Tagore writes, “Our loyalty must not be for any land of a limited geography, it should be for the nationality of the common idea, to which are born individuals belonging to various nations, who are carrying their gifts of sacrifice to the one great shrine of Humanity.”
He wrote, “I am not against one nation in particular, but against the general idea of all nations. What is the Nation? It is the aspect of a whole people as an organised power…”
Tagore believed in the humanity of man and its fullness of expression beyond narrow boundaries. He felt the organised machinery of the nation state sapped the higher nature of man, his creative, spontaneous and spiritual expressions.
In the vitriolic speeches of today, the sap of the nation is being drained away. We are not a whole people talking about real issues and the way forward. Tagore had written, “We must make way for Man the guest of this age and not let the Nation obstruct this path.” However, it seems that the hate speeches are making the people of India believe that we must hate some men in order to make way for the Nation. But what pray, is the nation without its people?

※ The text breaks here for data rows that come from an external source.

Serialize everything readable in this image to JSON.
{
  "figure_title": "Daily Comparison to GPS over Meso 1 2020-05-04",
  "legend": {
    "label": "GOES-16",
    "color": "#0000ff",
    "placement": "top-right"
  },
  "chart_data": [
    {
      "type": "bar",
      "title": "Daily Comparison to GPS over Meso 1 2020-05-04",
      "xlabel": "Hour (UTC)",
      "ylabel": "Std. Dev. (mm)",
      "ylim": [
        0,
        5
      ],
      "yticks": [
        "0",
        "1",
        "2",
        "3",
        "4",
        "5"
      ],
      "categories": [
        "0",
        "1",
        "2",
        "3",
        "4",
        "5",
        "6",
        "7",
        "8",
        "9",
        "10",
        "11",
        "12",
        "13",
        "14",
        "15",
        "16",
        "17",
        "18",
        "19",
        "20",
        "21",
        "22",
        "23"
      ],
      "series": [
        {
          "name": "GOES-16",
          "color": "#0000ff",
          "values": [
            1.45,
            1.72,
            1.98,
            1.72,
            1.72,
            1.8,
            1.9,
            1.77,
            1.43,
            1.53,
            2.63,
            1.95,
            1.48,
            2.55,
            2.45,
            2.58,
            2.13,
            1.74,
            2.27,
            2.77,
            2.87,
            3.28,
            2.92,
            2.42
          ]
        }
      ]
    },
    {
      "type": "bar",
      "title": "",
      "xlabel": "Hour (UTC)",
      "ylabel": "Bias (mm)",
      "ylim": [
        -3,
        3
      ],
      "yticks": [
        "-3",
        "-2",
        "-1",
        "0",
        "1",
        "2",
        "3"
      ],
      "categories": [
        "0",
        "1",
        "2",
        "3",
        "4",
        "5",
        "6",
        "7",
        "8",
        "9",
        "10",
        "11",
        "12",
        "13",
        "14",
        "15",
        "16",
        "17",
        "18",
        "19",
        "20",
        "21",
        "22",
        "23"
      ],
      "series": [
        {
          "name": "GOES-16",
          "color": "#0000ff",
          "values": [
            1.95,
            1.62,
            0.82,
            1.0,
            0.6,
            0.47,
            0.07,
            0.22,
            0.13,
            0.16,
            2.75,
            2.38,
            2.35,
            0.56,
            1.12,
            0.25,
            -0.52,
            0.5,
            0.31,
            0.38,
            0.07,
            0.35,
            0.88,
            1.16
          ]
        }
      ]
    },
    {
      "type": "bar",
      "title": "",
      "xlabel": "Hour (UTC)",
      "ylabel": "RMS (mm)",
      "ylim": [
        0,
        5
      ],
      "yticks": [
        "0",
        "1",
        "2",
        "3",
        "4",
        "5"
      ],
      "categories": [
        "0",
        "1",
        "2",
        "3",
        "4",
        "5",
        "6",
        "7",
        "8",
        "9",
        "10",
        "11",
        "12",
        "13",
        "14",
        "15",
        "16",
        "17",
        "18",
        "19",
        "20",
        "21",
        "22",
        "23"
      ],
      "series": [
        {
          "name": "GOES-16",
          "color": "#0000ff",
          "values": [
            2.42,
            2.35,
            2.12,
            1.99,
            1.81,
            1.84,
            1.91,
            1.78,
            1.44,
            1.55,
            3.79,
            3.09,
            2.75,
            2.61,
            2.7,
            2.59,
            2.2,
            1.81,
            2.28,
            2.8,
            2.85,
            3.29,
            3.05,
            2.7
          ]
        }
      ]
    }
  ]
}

Today, I worry about my fellow-men and women and fear for my nation because this was not the vision for which women like Savitri Ramakishen, Subhadra Khosla, Vijay Chauhan, Sarla Sharma and others raised the tricolour inside the Lahore Women’s jail in 1942. As I met and recorded each woman who was surviving in the 1990’s, each recalled how they placed charpoy upon charpoy and Memobai – who was thin and wiry – climbed up and raised the flag. The jailer was furious, he blew a whistle, called the women’s police and shut them in solitary cells! Instead of being terrified, the women sang all night,
‘Jinne zulm bedard kar lein
Sau vaari kar le tu!
Jinna bahudar leader saada
Phar phar jaila bhar le tu…’
(Roughly translated from the original Punjabi:
How much heartless tyranny you can inflict
Hundreds of times you can do it!
Our own leader is so brave;
Grab us, grab, fill the prisons …)
“We sang this all night with slogans of Hind Azaad karaange (We will free India),” recalled Savitri Ramakishen, dressed in a simple salwar kameez at her home in Delhi.
The idea of India was to offer the world the values of ahimsa (non-violence) and living together in peace and not this hateful rhetoric. “When the spiritual ideal is lost, when the human relationship is completely broken up, then individuals freed from the creative bond of wholeness find a fearful joy of destruction,” writes Tagore.
Freedom fighter, Subhadra Joshi who had worked with Mahatma Gandhi and had defeated Atal Bihari Vajpayee in a Lok Sabha election in 1962, once told me, “We did what we could, now it is for you all to do your bit to serve the nation.”
Let us not stand by and listen to words that dismantle the very idea of India.
Sagari Chhabra is an award-winning author & film-director. The views are personal.